MSCS 228: Data Mining
Fall 2003 - Term Project

 


Materials

Description

The term project is a group project intended to allow students to explore some aspect of data mining deeply. The nature of the project is determined by each group but must meet the following requirements:

  • The project must explore some aspect of data mining deeply.
  • Each group member must contribute significantly to the implementation of the project (e.g., it's not acceptable for the only role of a group member to be the web page maintainer).
  • The project must be challenging; that is, it must not be immediately evident to the group members how the project is to be implemented.

Because the project proposal is submitted during the first half of the semester, you will have to skim ahead in the textbook to identify interesting topics or approaches to data mining. Furthermore, you will have to read about your topic more deeply once the basic idea for your project is chosen.

Each group may (and is expected to) discuss topic ideas with the instructor and ask for direction during the proposal formulation stage. We will offer guidance and clarify any questions as each group prepares its proposal.

Deadlines

Below are the deadlines associated with the term project.
Milestone Deadline
Select Partners 09/10/2003
Draft Proposal 10/01/2003
Final Proposal 10/29/2003
Progress Report 11/19/2003
Class Presentation 12/01/2003 and 12/03/2003
Final Report 12/05/2003

Point Distribution

Below is the point distribution for the milestones.

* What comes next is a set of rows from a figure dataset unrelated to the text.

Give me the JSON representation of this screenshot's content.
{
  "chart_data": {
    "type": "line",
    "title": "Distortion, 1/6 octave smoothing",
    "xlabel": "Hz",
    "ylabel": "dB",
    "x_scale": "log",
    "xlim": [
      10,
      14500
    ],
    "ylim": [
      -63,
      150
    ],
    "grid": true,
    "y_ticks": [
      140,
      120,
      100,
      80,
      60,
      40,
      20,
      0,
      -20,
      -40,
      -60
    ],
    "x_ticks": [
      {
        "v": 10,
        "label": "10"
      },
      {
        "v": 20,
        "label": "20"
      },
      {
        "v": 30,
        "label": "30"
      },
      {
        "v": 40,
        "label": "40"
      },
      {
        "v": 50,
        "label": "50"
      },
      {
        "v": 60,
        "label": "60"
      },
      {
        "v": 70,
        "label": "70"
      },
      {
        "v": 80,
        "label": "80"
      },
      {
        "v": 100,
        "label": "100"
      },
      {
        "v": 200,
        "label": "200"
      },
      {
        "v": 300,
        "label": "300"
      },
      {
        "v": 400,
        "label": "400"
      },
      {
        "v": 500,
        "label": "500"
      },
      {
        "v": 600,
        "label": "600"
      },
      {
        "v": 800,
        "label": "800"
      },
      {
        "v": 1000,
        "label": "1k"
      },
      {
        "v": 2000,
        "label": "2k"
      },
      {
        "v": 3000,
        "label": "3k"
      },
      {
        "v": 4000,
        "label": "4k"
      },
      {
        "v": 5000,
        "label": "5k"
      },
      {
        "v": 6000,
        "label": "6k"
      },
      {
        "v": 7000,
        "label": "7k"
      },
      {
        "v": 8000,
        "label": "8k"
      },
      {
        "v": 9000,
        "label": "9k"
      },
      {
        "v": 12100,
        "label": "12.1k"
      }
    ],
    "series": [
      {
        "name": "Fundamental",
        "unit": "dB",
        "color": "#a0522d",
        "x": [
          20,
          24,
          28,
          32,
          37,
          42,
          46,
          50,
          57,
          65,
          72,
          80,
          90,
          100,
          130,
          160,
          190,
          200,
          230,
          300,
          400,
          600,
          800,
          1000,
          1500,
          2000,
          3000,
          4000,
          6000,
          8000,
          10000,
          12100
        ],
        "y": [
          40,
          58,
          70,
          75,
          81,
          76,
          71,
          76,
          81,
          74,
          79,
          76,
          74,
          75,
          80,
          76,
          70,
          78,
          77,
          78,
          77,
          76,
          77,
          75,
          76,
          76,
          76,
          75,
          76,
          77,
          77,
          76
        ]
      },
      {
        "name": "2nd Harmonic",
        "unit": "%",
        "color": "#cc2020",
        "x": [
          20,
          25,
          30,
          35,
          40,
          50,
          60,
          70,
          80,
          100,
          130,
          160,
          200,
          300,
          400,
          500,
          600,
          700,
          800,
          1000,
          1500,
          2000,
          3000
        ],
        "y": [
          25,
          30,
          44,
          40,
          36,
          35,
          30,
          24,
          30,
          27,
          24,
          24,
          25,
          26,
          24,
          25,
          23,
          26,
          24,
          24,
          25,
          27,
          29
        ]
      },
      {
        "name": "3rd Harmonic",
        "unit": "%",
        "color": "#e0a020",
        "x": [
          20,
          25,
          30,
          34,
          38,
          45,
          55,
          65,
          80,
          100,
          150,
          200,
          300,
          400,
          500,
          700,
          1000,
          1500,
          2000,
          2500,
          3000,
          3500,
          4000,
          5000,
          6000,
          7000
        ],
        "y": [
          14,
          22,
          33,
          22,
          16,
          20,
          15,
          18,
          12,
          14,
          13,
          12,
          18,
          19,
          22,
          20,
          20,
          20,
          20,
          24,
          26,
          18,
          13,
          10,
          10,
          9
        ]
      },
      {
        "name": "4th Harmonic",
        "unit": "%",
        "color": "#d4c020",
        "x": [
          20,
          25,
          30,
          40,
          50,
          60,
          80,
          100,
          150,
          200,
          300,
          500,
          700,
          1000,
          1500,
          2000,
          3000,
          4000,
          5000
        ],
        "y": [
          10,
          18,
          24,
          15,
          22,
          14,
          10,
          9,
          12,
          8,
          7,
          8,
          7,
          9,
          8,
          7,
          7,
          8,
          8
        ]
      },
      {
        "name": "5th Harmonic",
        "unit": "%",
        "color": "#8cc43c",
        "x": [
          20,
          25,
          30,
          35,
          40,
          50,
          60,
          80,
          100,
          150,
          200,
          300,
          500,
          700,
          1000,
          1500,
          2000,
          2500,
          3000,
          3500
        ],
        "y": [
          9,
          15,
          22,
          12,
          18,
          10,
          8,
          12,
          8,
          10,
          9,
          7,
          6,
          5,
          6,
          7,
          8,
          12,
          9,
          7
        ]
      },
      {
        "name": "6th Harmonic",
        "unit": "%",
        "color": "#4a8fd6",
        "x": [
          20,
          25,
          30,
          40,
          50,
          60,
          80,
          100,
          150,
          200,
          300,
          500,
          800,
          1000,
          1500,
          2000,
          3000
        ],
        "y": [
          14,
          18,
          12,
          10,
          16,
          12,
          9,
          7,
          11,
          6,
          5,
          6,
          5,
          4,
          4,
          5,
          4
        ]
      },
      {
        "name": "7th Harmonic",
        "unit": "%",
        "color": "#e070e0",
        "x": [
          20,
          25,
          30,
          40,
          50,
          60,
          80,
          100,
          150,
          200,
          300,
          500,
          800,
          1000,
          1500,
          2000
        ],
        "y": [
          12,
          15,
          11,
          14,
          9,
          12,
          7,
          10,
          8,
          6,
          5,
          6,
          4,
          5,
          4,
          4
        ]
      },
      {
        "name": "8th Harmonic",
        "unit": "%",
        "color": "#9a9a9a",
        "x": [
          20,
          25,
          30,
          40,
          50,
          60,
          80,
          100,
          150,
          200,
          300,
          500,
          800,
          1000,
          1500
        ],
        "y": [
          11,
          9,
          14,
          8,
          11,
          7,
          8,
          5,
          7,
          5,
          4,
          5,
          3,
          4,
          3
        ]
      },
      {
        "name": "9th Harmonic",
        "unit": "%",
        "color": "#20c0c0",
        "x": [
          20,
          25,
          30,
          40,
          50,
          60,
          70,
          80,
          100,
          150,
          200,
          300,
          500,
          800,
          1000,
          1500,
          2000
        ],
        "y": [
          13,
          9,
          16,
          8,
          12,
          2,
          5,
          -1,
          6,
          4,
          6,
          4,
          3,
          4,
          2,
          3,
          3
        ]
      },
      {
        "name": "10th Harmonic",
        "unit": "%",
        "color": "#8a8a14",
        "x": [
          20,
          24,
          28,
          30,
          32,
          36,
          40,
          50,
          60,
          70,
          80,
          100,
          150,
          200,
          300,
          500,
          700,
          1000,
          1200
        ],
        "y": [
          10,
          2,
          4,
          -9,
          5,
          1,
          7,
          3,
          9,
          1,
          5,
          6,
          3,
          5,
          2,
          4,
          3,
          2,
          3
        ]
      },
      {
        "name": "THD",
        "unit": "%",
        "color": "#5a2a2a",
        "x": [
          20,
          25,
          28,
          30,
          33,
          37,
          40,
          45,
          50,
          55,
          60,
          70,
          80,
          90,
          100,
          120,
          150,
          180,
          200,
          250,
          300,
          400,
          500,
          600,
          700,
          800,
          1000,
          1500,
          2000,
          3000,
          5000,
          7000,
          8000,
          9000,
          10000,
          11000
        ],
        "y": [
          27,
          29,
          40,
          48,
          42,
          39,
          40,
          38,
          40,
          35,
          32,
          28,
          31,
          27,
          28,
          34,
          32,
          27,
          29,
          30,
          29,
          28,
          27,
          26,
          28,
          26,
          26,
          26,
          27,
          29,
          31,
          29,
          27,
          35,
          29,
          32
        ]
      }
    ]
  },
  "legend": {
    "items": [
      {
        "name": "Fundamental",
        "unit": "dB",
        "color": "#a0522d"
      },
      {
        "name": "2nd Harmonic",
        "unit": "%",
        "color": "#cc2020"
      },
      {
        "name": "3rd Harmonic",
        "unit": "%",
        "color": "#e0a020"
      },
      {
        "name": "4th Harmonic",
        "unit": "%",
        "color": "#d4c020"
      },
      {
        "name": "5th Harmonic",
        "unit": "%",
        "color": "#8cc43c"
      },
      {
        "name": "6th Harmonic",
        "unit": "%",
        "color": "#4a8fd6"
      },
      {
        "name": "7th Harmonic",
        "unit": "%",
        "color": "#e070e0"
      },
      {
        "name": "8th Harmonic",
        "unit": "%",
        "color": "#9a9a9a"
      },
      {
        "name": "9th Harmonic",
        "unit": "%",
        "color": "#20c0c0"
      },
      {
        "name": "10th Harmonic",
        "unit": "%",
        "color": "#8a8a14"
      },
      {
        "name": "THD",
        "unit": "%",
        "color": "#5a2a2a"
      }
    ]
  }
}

The percentages below are a percentage of your total term project grade not your overall grade. Each milestone is graded on a 100 point scale.
Milestone Percentage
Draft Proposal 5%
Final Proposal 15%
Progress Report 10%
Class Presentation 20%
Final Project Web Site 10%
Final Project Report 40%

Project Web Site

Each group is to maintain a project web site throughout the lifetime of the project. The web site should contain (as appropriate):
  • A brief overview of your project.
  • Your project proposal.
  • An up-to-date progress report for the project.
  • Links to software being used.
  • Instructions for obtaining your project.
  • Instructions for building your project.
  • Instructions for executing your project.
  • Your progress report.
  • Your final project report.

You should take the web site creation and maintenance into consideration when determining the amount of time the project will require.

When your project web site is available, contact the instructor with the URL for your project site.

Project Ideas

Below is a list of potential project ideas. You can expand on one of these ideas, use them simply as examples, or develop a completely new idea.
  • A complete case study of a particular application domain for data mining. This would involve feasibilty analysis, data cleaning, data mining, and reporting/visualizing your results. Light programming.
  • Add data mining features to a publicly available (open source) data base system like postgres, mSQL, or MySQL. This would involve selecting a query language syntax for the data mining feature(s) and performance analysis of your implementation. Medium to heavy programming.
  • Research and develop improved implementations of data mining algorithms, preferably implementing them as part of the Weka environment. This will also involve performance analysis. Medium to heavy programming.
  • Research and develop tightly integrated data mining algorithms with commercially available database packages. Medium programming.
  • Other projects that look to improve or enhance data mining efficiency, scalability, or understandability.
  • Look into "closing the loop". Knowledge acquisition, including data mining, is an interative process with no precise end. A project in this area would investigate ways to further automate this iterative process, feeding the output from one data mining task into the input of another.

Proposal

Each group must submit a proposal describing their project in detail. Look at the proposal outline, which contains what is expected in each project proposal. Also look at the notes for what is expected in the proposal.